Uncomfortable Questions

Who are these low income, under educated, white voters turning out for Hillary Clinton in rural areas? Why are so many claiming they will vote for McCain if Hillary is not the Democratic nominee? On what basis could one think Clinton best suited for the job, but that Obama is somehow so ill suited that it is better to cross party lines and vote for John McCain?

The first problem with these voters is that they are making their decision with the least reliable criteria available to them; the character and characteristics of the candidates themselves. In other words, these folks are not voting their policy preferences or their economic interests. They are voting for who they think is the "best person" for a job they must not understand. This is a fairly uncomfortable truth because it exposes these voters as fundamentally ignorant of the workings of our political system. However, there is an even more uncomfortable truth lurking here.

Senator Clinton has claimed to be more experienced than Obama, but has not been able to put much distance between she and Obama on policy.

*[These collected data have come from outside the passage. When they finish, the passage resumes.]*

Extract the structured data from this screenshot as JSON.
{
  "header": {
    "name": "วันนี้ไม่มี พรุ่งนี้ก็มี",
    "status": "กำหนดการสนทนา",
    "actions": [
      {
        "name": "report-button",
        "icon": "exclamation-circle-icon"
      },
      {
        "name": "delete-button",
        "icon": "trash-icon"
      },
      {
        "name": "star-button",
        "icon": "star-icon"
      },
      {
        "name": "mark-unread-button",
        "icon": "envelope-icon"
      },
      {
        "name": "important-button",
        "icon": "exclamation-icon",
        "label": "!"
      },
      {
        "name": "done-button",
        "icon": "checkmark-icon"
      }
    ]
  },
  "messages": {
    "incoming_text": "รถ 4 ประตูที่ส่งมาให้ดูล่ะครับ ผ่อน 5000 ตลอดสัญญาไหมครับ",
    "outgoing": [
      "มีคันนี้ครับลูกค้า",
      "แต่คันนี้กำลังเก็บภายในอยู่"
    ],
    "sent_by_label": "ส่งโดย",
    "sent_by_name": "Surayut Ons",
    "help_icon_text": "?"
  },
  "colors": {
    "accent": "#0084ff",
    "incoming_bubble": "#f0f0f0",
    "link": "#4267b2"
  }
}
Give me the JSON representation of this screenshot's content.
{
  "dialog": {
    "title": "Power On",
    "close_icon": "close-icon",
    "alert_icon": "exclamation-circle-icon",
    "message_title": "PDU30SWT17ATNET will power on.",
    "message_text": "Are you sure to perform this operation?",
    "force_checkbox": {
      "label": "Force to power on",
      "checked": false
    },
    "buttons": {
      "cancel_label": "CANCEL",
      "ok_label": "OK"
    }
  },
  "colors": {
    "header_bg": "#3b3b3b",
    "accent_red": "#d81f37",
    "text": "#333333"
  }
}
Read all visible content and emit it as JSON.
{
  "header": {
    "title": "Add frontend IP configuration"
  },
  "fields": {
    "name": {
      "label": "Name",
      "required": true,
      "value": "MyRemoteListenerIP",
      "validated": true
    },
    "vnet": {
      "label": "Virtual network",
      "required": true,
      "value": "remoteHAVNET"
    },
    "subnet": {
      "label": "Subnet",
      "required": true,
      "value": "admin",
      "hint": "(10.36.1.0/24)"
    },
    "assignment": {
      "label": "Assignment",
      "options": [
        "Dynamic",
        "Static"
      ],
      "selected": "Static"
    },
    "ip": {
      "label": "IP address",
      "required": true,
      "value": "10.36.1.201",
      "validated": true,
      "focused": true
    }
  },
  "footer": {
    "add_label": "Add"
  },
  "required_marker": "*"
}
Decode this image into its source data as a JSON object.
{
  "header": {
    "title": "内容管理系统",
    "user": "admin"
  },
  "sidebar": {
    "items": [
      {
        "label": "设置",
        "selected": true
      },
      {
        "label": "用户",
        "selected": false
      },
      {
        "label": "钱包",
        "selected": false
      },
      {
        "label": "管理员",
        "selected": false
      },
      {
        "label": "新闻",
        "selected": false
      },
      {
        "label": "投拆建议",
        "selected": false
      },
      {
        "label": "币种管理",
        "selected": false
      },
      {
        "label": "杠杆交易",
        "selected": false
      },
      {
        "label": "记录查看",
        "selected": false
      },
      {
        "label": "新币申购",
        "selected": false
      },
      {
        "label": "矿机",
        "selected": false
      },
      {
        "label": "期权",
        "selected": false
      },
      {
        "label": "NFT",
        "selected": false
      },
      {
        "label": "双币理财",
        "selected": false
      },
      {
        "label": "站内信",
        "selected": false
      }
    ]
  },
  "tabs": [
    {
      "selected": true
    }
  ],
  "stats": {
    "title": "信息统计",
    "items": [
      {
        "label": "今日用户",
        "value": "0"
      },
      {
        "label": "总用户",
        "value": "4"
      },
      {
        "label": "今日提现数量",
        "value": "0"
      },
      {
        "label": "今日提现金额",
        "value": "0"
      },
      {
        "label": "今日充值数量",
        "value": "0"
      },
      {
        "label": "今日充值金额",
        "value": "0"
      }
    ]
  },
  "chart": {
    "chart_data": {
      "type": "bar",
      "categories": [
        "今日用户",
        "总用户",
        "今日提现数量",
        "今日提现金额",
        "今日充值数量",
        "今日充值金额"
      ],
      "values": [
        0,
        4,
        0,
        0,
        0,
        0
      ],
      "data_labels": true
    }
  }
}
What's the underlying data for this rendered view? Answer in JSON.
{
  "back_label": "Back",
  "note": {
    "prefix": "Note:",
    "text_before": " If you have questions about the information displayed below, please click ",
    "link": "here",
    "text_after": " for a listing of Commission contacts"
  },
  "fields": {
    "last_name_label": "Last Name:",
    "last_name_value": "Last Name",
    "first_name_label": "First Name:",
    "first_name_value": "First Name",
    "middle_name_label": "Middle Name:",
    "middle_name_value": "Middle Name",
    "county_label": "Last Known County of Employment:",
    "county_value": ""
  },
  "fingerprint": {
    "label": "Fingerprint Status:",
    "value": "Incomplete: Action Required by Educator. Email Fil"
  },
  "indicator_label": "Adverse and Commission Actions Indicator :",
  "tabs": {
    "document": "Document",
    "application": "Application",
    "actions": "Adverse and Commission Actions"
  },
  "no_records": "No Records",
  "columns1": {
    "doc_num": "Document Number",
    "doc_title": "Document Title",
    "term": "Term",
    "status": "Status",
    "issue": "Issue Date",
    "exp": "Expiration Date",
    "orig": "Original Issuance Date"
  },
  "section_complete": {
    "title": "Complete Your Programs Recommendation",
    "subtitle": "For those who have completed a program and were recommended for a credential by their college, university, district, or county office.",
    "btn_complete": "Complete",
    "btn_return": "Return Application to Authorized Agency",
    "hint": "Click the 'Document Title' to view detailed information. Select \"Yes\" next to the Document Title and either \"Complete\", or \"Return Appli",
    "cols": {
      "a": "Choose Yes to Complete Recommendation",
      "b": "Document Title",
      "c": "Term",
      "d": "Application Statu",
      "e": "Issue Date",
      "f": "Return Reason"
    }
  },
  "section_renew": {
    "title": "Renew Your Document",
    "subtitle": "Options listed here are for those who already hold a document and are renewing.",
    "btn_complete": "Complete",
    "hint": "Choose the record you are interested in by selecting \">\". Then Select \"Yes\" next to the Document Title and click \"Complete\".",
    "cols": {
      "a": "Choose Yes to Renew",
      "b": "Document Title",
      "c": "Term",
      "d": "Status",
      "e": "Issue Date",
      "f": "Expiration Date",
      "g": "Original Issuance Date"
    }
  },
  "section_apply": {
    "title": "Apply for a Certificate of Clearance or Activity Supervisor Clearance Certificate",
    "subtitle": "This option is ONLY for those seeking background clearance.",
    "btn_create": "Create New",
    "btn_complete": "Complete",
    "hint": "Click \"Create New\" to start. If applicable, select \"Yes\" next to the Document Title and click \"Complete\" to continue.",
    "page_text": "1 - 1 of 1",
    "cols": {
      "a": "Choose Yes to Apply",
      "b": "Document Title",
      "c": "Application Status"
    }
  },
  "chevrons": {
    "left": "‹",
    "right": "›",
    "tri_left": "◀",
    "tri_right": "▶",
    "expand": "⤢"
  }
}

She has exploited Obama's association with his pastor and his former neighbor Mr. Aires. She has repeatedly talked about her ability to attract working class white voters. These repeated assertions are troubling because it is standard operating procedure in campaigns to repeat these types of claims not just to brag, but also to subtly send cues to others in the particular category mentioned (poor, uneducated, rural, whites, in this case). The uncomfortable question here is; how many of these lower income, under educated, rural, white voters are supporting Clinton because Obama is black?

Clinton supporters have dodged this question a bit by asking how many black voters are voting for Obama because he is black, in an effort to create moral equivalence and thus neutralize the potential damage to Clinton. Of course the dodge is not reasonable. If blacks are voting for Obama because he is black, they are not therefore voting against Clinton or anyone else because they are white. Indeed, blacks have never crossed party lines in great numbers to support black Republicans. On the other hand, if poor, white, rural Democrats are voting for Hillary now, but will cross party lines to vote for McCain in November, the most obvious reasoning is not nearly so benign. Clearly some significant portion of Hillary's new found supporters are voters who realize that a Democrat should win, but who are not willing to go so far as to vote for black man.

It ain't pretty, and it means that the legacy of Clinton's late surge may be profoundly negative.